ABD’deki bazı öjenik yasalar ve uygulamalar, Adolf Hitler ve Nazilere ilham kaynağı olmuştur.
Nazi Partisi’nin lideri, iktidara gelmeden önce 1925 yılında yayınladığı Mein Kampf (Kavgam) başlıklı siyasi manifestosunda ABD’nin politikalarından alıntılar yapmıştır. Hitler, Amerikan demokrasisini küçümsüyordu. Ancak Amerika’daki “Aşikâr Kader” öğretisinden çok etkileniyordu. Amerika Birleşik Devletleri, Amerika Yerlilerinin zorla yerlerinden edilmesinin gerekçesi olarak bu öğretiyi kullanmıştır. Topraklarını batıya doğru genişleten Amerikalılar, Amerika Yerlilerini beyazlara yer açmak için yok etmiştir. Hitler’e göre ABD’nin bu tarihi, Almanya için bir emsal teşkil ediyordu. Hitler, Almanya’nın da milliyetçi isteklerini yerine getirerek topraklarını doğuya doğru genişletmesi gerektiğine inanıyordu. Bu istek, kısmen de olsa Almanya’nın Avrupa ülkelerinin sömürge yarışına geç kalması nedeniyle duyduğu hayal kırıklığına dayanıyordu. Dahası Almanya’nın elde ettiği az sayıdaki sömürge, I. Dünya Savaşı yenilgisinin ardından elinden alınmıştı.

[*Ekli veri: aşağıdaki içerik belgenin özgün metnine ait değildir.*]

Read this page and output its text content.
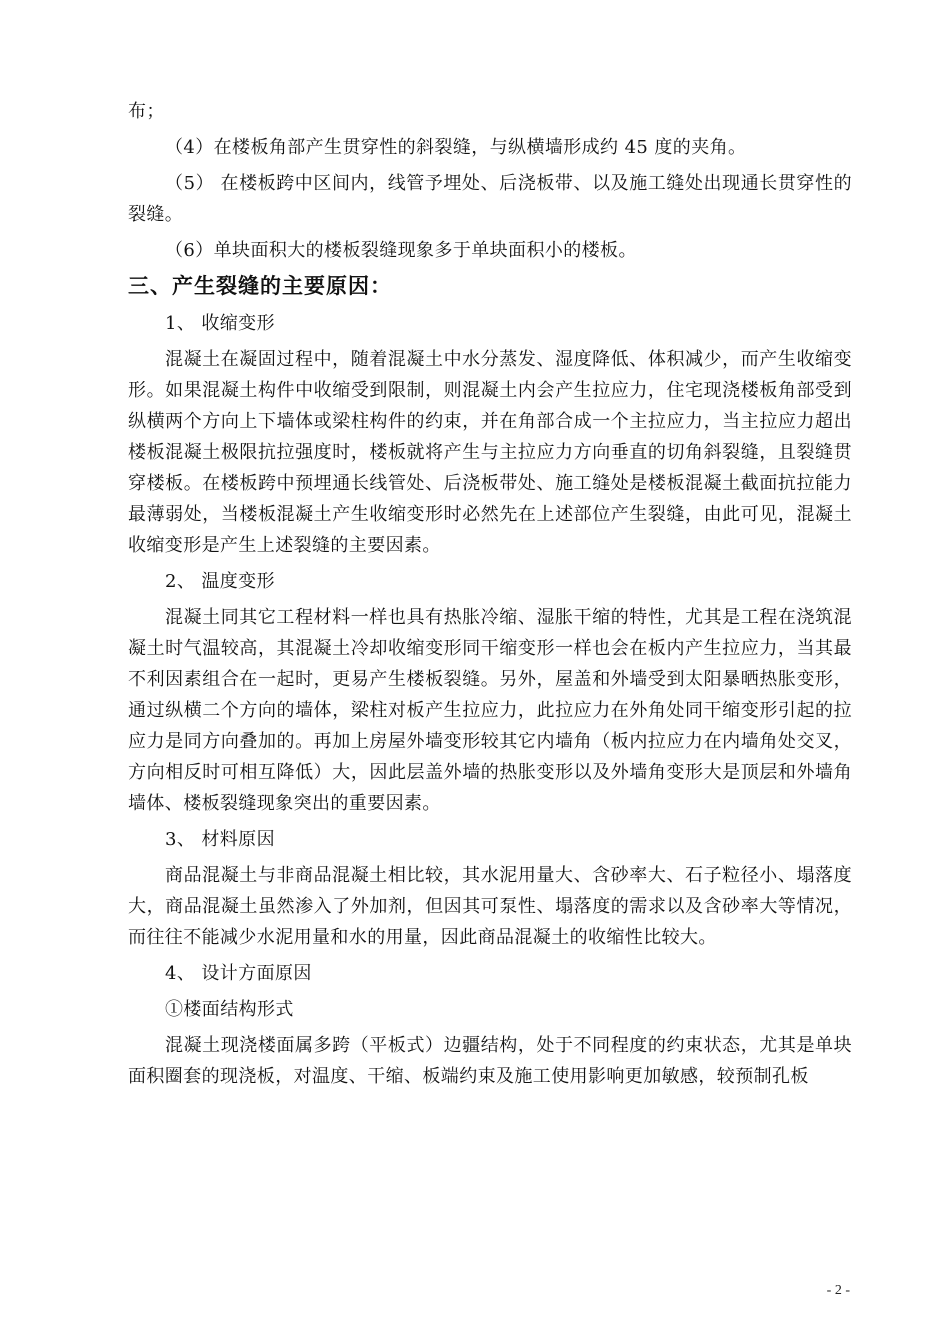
布；

（4）在楼板角部产生贯穿性的斜裂缝，与纵横墙形成约 45 度的夹角。

（5） 在楼板跨中区间内，线管予埋处、后浇板带、以及施工缝处出现通长贯穿性的裂缝。

（6）单块面积大的楼板裂缝现象多于单块面积小的楼板。

三、产生裂缝的主要原因：

1、 收缩变形

混凝土在凝固过程中，随着混凝土中水分蒸发、湿度降低、体积减少，而产生收缩变形。如果混凝土构件中收缩受到限制，则混凝土内会产生拉应力，住宅现浇楼板角部受到纵横两个方向上下墙体或梁柱构件的约束，并在角部合成一个主拉应力，当主拉应力超出楼板混凝土极限抗拉强度时，楼板就将产生与主拉应力方向垂直的切角斜裂缝，且裂缝贯穿楼板。在楼板跨中预埋通长线管处、后浇板带处、施工缝处是楼板混凝土截面抗拉能力最薄弱处，当楼板混凝土产生收缩变形时必然先在上述部位产生裂缝，由此可见，混凝土收缩变形是产生上述裂缝的主要因素。

2、 温度变形

混凝土同其它工程材料一样也具有热胀冷缩、湿胀干缩的特性，尤其是工程在浇筑混凝土时气温较高，其混凝土冷却收缩变形同干缩变形一样也会在板内产生拉应力，当其最不利因素组合在一起时，更易产生楼板裂缝。另外，屋盖和外墙受到太阳暴晒热胀变形，通过纵横二个方向的墙体，梁柱对板产生拉应力，此拉应力在外角处同干缩变形引起的拉应力是同方向叠加的。再加上房屋外墙变形较其它内墙角（板内拉应力在内墙角处交叉，方向相反时可相互降低）大，因此层盖外墙的热胀变形以及外墙角变形大是顶层和外墙角墙体、楼板裂缝现象突出的重要因素。

3、 材料原因

商品混凝土与非商品混凝土相比较，其水泥用量大、含砂率大、石子粒径小、塌落度大，商品混凝土虽然渗入了外加剂，但因其可泵性、塌落度的需求以及含砂率大等情况，而往往不能减少水泥用量和水的用量，因此商品混凝土的收缩性比较大。

4、 设计方面原因

①楼面结构形式

混凝土现浇楼面属多跨（平板式）边疆结构，处于不同程度的约束状态，尤其是单块面积圈套的现浇板，对温度、干缩、板端约束及施工使用影响更加敏感，较预制孔板

- 2 -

Amerika Birleşik Devletleri’ndeki ırkçı ve öjenik uygulamalar ve yasalar, Almanya’daki hukukçular için zaman zaman bir model oluşturmuştur. Alman avukatlar ve Nazi propagandacıları, Amerika Birleşik Devletleri’ndeki ve diğer yerlerdeki emsalleri örnek göstererek ırkçı Nazi uygulamalarının meşru ve normal olduğunu iddia etmiştir. Yine bu emsalleri kullanarak Amerikalıların Nazi ırkçılığına yaptıkları eleştirilerin ikiyüzlülüğüne de işaret etmişlerdir.
Alman hukukçuların zikrettiği emsaller arasında 1909 tarihli Kaliforniya öjeni yasası sayılabilir. Bu yasa uyarınca eyaletteki psikiyatri hastanelerindeki, zihinsel engelli kişilere yönelik kuruluşlardaki (“zekâ geriliği” ve epilepsi hastaları dâhil) ve hapishanelerdeki kişilerin hadım edilmesine izin verilmiştir. Bu sırada Amerikalı öjenistler, bu modeli sundukları için gurur duyuyorlardı. Örneğin öjenistlerden biri, Nazi hukuku uyarınca hadım izninin kuruluşlar dışındaki kişileri kapsayacak şekilde genişletilmesine dikkat çekmiştir. Söz konusu öjenist, “Naziler, uzmanı olduğumuz bir konuda bizi geçiyorlar!” şeklinde bir ifade bile kullanmıştır.
Nazi rejimi, 1935 yılında Nürnberg Yasaları’nı yürürlüğe koymuştur. Ardından 45 Alman hukukçu, Amerika Birleşik Devletleri’ne bir gezi düzenleyerek Amerika Birleşik Devletleri’nde yasaların uygulanma biçimlerini araştırmıştır. Yararlı buldukları tasalar arasında 1924 tarihli Johnson-Reed Göç Yasası da bulunmaktadır. Bu yasa ile ülkeler için belirlenen kotalar yoluyla Doğu ve Güney Avrupa’dan gelen göç, sınırlandırılmıştır. Bu ülkelerden gelen göçmenler arasında Katolikler ve Yahudiler, sayıca fazlaydı.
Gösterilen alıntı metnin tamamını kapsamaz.